From MIT artificial neural networks that adapt to constantly evolving data streams
Researchers at the Massachusetts Institute of Technology have developed particular AI algorithms – called “liquid” networks – capable of continually adapting to new data inputs. An unprecedented artificial neural network, which could help in the decision-making process applied to diagnostic imaging and autonomous driving.
Artificial neural networks are computational models composed of artificial neurons that emulate – simplifying it – the biological neural network. Their areas of application include, among others, vehicle control, process control, face identification, object recognition and diagnostics.
Researchers at MIT – Massachusetts Institute of Technology have developed a particular type of artificial neural network, capable of learning while it works and not only during its training phase.
In detail, these are flexible AI algorithms – called “liquid” networks – capable of modifying the underlying equations to continuously adapt to new data inputs. The outcome of this research – which will be presented at the AAAI conference, from 2 to 9 February 2021, on artificial intelligence – could give an important boost to the work on decision-making processes based on data flows that change over time, including those involved in diagnostic imaging and autonomous driving.
Flexible artificial neural networks
According to Hasani, time series data is ubiquitous and vital to our understanding of the world. The real world is all about data sequences. And also our perception. In reality – explains the professor – we do not perceive images, but “sequences of images”.
The vicissitudes of ever-changing data streams can be unpredictable. But analyzing this data in real time and using it to anticipate future behavior may accelerate some areas of application, including, for example, autonomous driving.
Following this thesis, Hasani’s team designed an artificial neural network capable of adapting to the variability of real-world systems.

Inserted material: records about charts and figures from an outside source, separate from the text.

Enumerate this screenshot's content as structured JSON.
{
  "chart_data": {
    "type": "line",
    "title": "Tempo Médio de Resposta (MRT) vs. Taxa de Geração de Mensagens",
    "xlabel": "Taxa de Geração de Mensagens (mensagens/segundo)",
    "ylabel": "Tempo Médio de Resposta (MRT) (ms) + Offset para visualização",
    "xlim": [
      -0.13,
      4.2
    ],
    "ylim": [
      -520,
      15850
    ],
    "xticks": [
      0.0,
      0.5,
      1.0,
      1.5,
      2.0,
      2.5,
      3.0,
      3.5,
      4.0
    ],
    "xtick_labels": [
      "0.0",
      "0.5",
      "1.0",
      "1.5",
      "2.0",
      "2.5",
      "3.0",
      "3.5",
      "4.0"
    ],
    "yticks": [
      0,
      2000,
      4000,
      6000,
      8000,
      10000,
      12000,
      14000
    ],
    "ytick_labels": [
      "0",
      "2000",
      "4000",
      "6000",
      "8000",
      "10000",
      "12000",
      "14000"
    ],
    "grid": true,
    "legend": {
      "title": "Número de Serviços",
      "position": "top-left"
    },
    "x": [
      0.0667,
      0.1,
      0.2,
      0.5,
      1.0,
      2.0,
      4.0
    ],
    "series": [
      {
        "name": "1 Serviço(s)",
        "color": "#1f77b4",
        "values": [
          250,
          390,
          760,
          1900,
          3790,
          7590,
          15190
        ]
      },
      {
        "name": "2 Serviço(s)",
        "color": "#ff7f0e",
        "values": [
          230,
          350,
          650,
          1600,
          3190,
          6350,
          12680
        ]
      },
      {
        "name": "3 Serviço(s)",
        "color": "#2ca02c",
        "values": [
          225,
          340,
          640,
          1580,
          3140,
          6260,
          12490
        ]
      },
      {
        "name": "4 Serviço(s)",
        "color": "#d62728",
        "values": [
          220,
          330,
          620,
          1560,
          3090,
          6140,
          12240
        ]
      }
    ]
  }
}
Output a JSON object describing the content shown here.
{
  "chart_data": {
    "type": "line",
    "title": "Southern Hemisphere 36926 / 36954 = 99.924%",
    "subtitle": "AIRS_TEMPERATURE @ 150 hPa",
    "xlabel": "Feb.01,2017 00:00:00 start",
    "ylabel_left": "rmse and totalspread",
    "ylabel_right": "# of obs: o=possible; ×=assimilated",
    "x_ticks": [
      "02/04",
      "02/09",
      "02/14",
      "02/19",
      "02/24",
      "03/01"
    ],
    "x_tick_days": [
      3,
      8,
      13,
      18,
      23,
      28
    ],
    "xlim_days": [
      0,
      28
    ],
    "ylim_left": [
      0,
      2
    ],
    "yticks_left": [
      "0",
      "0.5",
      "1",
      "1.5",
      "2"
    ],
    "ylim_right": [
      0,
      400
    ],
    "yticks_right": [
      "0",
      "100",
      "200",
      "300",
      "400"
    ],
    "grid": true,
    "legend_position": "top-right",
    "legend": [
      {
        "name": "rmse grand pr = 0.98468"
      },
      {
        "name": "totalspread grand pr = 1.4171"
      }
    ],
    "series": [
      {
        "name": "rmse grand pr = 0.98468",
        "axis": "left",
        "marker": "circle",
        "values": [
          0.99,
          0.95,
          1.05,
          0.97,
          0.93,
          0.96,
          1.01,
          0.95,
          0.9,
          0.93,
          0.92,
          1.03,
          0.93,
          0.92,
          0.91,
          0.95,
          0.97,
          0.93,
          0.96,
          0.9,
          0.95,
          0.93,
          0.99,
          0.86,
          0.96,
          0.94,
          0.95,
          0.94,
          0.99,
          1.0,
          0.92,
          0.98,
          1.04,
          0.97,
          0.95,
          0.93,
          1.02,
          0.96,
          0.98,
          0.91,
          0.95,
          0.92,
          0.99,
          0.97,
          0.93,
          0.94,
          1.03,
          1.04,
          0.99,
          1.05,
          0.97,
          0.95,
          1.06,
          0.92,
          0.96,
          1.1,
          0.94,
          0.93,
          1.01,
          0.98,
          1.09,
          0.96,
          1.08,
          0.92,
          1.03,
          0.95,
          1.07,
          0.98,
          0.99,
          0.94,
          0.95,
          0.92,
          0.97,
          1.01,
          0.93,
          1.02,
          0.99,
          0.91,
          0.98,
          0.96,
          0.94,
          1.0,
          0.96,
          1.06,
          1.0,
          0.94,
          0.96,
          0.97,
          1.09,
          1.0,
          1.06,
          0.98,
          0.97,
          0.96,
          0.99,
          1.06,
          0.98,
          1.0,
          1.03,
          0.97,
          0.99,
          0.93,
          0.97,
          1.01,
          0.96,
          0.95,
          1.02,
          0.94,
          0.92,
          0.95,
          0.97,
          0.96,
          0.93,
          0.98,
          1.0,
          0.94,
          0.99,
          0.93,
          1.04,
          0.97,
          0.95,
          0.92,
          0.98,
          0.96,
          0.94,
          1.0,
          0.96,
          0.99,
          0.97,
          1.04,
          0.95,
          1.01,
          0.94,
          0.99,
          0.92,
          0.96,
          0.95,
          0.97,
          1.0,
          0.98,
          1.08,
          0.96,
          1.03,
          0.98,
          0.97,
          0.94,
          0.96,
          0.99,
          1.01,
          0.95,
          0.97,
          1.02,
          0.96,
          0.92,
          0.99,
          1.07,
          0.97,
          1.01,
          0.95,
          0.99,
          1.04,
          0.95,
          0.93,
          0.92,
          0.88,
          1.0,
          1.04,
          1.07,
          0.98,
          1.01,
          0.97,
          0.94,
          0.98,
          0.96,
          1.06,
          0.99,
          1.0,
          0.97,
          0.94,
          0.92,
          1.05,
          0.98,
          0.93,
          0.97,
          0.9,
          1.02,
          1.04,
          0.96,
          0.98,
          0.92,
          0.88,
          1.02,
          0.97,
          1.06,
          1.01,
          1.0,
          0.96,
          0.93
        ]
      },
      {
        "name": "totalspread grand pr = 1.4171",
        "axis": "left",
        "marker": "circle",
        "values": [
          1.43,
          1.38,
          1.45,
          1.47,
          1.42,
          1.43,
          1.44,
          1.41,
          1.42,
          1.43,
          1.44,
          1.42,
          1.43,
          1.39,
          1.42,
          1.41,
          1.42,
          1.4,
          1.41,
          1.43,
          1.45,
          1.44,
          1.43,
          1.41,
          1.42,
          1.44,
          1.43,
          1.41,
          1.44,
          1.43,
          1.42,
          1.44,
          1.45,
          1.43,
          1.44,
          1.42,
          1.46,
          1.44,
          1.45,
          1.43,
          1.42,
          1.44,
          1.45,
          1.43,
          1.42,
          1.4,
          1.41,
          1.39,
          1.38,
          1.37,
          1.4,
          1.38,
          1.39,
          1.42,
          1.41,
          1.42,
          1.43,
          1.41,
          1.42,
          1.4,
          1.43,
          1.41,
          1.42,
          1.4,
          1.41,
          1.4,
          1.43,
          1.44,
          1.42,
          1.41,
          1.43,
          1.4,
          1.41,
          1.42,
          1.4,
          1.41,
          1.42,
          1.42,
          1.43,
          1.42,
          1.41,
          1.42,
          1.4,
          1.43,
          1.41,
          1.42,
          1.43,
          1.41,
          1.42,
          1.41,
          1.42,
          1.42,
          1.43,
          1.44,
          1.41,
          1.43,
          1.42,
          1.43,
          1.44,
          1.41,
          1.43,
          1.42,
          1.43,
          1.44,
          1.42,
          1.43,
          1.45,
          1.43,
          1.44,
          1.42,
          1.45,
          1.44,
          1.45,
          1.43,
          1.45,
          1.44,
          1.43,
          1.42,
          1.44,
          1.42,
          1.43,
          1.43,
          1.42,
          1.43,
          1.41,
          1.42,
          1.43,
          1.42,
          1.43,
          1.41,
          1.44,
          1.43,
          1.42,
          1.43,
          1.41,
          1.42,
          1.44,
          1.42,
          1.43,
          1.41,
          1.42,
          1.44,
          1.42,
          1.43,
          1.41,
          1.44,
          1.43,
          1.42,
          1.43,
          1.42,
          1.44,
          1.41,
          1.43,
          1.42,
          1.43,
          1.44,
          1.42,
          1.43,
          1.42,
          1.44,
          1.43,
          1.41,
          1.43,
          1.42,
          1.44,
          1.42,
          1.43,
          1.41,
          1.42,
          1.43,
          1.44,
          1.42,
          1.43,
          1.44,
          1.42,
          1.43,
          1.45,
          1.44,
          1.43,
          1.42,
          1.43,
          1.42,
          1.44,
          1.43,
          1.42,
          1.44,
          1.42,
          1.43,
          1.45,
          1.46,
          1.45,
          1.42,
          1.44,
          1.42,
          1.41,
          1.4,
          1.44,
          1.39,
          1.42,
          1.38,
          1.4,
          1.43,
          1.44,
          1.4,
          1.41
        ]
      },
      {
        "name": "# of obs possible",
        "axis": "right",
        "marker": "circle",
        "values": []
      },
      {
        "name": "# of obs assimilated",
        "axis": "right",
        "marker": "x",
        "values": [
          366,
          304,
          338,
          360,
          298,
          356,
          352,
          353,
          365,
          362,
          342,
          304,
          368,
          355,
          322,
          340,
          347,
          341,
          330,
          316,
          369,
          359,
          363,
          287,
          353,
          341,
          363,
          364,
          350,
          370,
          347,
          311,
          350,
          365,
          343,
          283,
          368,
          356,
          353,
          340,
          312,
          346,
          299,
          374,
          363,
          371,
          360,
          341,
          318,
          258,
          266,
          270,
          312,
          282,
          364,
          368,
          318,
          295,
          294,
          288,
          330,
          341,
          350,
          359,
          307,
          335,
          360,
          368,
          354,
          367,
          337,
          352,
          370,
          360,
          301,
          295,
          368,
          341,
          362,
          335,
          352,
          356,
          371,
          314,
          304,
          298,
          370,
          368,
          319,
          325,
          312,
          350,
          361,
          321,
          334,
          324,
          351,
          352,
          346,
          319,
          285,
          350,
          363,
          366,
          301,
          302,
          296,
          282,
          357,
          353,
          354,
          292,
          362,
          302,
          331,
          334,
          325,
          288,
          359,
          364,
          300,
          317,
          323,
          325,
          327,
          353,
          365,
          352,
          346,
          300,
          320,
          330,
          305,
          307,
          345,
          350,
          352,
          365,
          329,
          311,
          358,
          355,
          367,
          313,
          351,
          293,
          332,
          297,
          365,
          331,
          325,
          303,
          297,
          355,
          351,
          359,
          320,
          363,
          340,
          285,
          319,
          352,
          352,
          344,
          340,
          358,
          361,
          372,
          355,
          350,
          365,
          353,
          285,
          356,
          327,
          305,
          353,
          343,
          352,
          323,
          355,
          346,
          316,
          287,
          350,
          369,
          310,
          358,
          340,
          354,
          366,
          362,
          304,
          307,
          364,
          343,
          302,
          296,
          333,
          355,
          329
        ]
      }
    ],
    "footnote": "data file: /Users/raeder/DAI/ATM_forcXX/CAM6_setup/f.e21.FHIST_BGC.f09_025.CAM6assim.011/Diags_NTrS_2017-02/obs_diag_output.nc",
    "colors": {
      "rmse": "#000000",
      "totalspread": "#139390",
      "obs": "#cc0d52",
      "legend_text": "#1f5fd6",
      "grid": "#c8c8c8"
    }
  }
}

Artificial neural networks are algorithms that recognize patterns by analyzing a series of examples of “training”. And they are able to mimic the processing mechanisms of the brain. For this, the group of seekers decided to take inspiration from Caenorhabditis elegans, a worm about 1 mm long, which lives in the soil: it has only 302 neurons in its nervous system – they explain – and yet it is capable of generating unexpectedly complex dynamics.
The advantages of liquid neural networks
But there is another advantage offered by the flexibility of the liquid network: it bypasses the inscrutability, common to other artificial neural networks, emphasizes the author of the research.
Only by changing the representation of a neuron (which Hasani did with differential equations) can one explore certain degrees of complexity that otherwise would not be possible.
Thanks to the small number of highly expressive neurons used by the team, it is easier to be able to scrutinize the “black box” of the network’s decision-making process and diagnose why it has carried out a certain characterization.
The model itself is richer in terms of expressiveness. And this could, in the future, help engineers increasingly understand – and improve – the performance of the liquid network.
The network model developed by the MIT researchers stood out in a number of tests. More specifically, it outperformed other state-of-the-art time sequence algorithms by a few percentage points, especially in accurately predicting future values in datasets for applications ranging from atmospheric chemistry to traffic models.